Nesta quinta feira (14), a Câmara Cível do Tribunal de Justiça de Pernambuco (Segunda Instância) se reuniu para apreciar a decisão liminar de número 425120-1 - que tramitou na Segunda Vara da Fazenda Pública, no fórum Desembargador Rodolfo Aureliano, no Recife.
Após ter procedência negada em primeiro grau, a matéria discutida referente ao Fundo Municipal de Saúde, foi relatada pelo eminente Desembargador Ricardo Paes Barreto e acompanhada no voto pelos pares José Ivo e André Guimarães, que de forma unânime apreciaram a matéria e deferiram pró Sávio Torres.

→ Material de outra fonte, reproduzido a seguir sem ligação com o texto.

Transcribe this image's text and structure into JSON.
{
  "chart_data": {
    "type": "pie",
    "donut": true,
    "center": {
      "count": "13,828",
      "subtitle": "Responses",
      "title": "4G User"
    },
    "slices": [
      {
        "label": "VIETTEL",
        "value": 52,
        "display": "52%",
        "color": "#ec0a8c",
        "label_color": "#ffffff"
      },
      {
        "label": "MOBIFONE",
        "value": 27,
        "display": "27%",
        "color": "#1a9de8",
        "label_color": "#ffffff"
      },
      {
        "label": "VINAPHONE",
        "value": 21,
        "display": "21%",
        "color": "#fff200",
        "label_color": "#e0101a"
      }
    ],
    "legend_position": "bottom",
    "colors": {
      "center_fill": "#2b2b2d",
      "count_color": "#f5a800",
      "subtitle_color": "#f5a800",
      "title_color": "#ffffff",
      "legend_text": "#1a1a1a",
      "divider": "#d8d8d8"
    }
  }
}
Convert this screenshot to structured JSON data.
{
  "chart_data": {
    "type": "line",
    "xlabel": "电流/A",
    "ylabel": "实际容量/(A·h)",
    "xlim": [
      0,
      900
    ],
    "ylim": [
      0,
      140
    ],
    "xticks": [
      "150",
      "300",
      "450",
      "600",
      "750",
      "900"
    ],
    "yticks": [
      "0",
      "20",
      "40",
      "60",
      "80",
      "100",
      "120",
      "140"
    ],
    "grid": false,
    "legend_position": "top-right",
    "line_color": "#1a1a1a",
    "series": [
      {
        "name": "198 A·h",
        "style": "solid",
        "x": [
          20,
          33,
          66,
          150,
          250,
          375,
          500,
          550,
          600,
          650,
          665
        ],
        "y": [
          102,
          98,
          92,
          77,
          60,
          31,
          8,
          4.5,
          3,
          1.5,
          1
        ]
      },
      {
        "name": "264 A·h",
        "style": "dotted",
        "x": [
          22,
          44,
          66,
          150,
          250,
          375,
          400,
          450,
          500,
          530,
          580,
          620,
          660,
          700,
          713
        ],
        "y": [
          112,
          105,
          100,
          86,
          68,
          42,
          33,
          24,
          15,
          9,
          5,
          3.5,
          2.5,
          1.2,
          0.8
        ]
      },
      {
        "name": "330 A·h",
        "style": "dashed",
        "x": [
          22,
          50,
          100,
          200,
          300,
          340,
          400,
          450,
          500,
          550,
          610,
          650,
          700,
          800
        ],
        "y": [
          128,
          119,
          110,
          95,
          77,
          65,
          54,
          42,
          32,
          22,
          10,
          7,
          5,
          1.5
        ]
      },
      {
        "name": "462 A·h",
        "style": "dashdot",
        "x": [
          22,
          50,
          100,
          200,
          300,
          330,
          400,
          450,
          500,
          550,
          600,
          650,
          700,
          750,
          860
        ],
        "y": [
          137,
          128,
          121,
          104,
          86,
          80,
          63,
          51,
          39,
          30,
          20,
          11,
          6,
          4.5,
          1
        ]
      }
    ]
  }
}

O próprio Tribunal de Contas do Estado, órgão administrativo competente para o julgamento de contas públicas, em sua apreciação técnica concluiu que a matéria apreciada se tratava de irregularidades sanáveis que não prejudicaram o erário público, nem comprometeram a probidade da gestão Sávio Torres, divergindo apenas no que tange a assinatura dos cheques do Fundo Municipal de Saúde, (2008), que era feita pelo então gestor, e, conforme determina a legislação, deveria ser pela gestora do fundo, Secretária de Saúde à época. Mera formalidade imputada pela legislação e que não compromete a maneira responsável como o Fundo Município de Saúde foi gerido 2005-2012.
Assim sendo, resta comprovado que tanto a instância administrativa, quanto a judicial, reconhecem, cada uma a seu tempo e a seu modo, que não existiu falhas gritantes na conduta da gestão do Fundo Municipal de Saúde de TUPARETAMA.
O mérito discutido na seara administrativa, foi amplamente revisto na via judicial e decidido de forma unânime pelos desembargadores que ocupam com honra e competência o nosso respeitado Palácio da Justiça.
Mais uma vez, a tentativa leviana do grupo situacionista em bradar pseudo-juridicamente as dificuldades de registro de candidatura do ex gestor Sávio Torres, se confirmam como informações manipuladas, e por quem, definitivamente não conhece o devido processo legal e suas implicações. Buscam confundir e ludibriar a cabeça da população gerando uma guerra psicológica amparada em informações de processo que ainda não foram apreciados em segunda instância, confirmando a falta de competência e o excesso de maldade da situação.
O STF (Supremo Tribunal Familiar) da prefeitura precisa saber que o trâmite do processo não acaba na primeira instância e o jogo só termina na última martelada dos tribunais superiores.